Reducing those figures will require a six-pronged approach outlined in the declaration, as well as a steady, sincere commitment, say industry leaders. The new report shows that declaration signatories have responded by developing, sponsoring, or completing 185 programs and pilots in six focal areas: research, education, public policy, sharing best practices, plastics recycling and recovery, and containment of plastic resin pellets.
“Across the globe and in a remarkably short amount of time, we’ve seen a ramp up of programs that address marine debris,” Karl Foerster, executive director of PlasticsEurope, said in a statement. “Cooperation between different stakeholders is crucial to tackle this very serious issue, and we believe [it] is the right path to follow.”
He and fellow signatories hope that other associations, especially those representing companies using plastics, will hear that the industry is working to reduce marine litter and want to pitch in. “We would love to work with them and create new partnerships,” ACC’s Christman said, noting that the list of signatories has grown from 47 to 60 in three years.
Among the projects highlighted in the report are an app about plastics recycling, a Clean Communities Competition in Baltimore, and an “I want to be recycled” plastic bottle campaign by Keep America Beautiful and the Ad Council.

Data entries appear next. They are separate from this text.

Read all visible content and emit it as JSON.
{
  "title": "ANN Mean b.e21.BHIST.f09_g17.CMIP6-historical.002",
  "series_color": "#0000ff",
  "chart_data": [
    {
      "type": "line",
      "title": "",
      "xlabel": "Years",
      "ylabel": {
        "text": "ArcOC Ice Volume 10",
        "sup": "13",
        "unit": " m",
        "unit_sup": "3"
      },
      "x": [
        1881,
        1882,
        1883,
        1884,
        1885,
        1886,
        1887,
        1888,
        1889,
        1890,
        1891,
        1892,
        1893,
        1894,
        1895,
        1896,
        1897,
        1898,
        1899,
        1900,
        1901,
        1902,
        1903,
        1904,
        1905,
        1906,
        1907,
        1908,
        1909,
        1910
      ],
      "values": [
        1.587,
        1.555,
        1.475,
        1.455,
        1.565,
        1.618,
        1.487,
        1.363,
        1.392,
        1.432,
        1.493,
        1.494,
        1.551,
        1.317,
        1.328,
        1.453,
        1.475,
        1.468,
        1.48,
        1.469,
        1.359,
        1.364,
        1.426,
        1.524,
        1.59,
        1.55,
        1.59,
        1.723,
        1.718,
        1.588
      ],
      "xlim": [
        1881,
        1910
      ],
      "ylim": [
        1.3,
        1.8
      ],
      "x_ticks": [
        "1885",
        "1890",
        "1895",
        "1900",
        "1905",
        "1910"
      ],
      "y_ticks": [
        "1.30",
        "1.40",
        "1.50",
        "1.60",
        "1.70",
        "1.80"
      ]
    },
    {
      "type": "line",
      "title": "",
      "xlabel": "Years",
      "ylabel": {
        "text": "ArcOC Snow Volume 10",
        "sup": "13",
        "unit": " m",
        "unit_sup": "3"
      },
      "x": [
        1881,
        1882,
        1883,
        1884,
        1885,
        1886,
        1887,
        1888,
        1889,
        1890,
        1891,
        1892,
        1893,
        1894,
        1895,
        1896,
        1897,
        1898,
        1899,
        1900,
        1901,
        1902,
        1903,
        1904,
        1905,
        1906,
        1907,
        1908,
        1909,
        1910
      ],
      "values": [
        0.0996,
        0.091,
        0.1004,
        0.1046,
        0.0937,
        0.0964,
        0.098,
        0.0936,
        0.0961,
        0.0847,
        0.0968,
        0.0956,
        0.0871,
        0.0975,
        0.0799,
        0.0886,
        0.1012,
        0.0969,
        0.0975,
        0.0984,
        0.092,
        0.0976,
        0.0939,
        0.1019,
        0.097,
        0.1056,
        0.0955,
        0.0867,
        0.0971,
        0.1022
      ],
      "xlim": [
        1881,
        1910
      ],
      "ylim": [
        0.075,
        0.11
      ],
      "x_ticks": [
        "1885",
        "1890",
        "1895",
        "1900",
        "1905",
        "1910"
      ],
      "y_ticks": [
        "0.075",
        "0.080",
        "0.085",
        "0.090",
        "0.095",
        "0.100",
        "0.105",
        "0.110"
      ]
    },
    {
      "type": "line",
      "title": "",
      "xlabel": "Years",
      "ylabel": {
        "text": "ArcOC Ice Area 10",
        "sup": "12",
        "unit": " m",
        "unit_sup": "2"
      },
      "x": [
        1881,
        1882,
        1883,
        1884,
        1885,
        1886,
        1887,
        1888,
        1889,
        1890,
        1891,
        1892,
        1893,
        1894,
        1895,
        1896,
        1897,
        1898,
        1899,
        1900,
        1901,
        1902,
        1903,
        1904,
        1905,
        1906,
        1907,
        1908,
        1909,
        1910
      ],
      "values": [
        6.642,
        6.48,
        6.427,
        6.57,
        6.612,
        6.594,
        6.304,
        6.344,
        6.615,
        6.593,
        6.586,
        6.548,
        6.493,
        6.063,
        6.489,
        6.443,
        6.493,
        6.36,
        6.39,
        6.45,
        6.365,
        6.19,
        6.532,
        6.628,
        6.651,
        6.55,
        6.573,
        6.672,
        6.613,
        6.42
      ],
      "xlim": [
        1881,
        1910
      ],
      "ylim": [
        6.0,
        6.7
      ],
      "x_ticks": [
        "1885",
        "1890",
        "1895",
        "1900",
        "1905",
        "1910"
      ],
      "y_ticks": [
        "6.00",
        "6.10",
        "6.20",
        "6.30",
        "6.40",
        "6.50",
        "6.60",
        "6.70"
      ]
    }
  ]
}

Also on the list is this Gangnam-style celebrity public service announcement that humorously hassles concert musicians about using confetti:
Where does changing individual behavior fall into the solution? The industry and its partners are still figuring out what works.
Ironically, research by Keep America Beautiful has found that “people’s perspective of the biodegradability of a product actually increases their likelihood to litter,” said Christman. “Convenience of recycling bins and the availability of trash receptacles also impact littering rates.”
He noted that ACC’s project with Keep California Beautiful and California state parks to put 700 recycling bins on beaches is one pilot approach to reclaim waste plastic, a move that other coastal states are pondering or trying.
The industry faces complications with biodegradability, too: Many products developed for biodegradability don’t degrade in a marine environment. “A lot of research and innovation are going on there, but it’s going to take a more comprehensive approach—there are no silver bullets,” Christman said.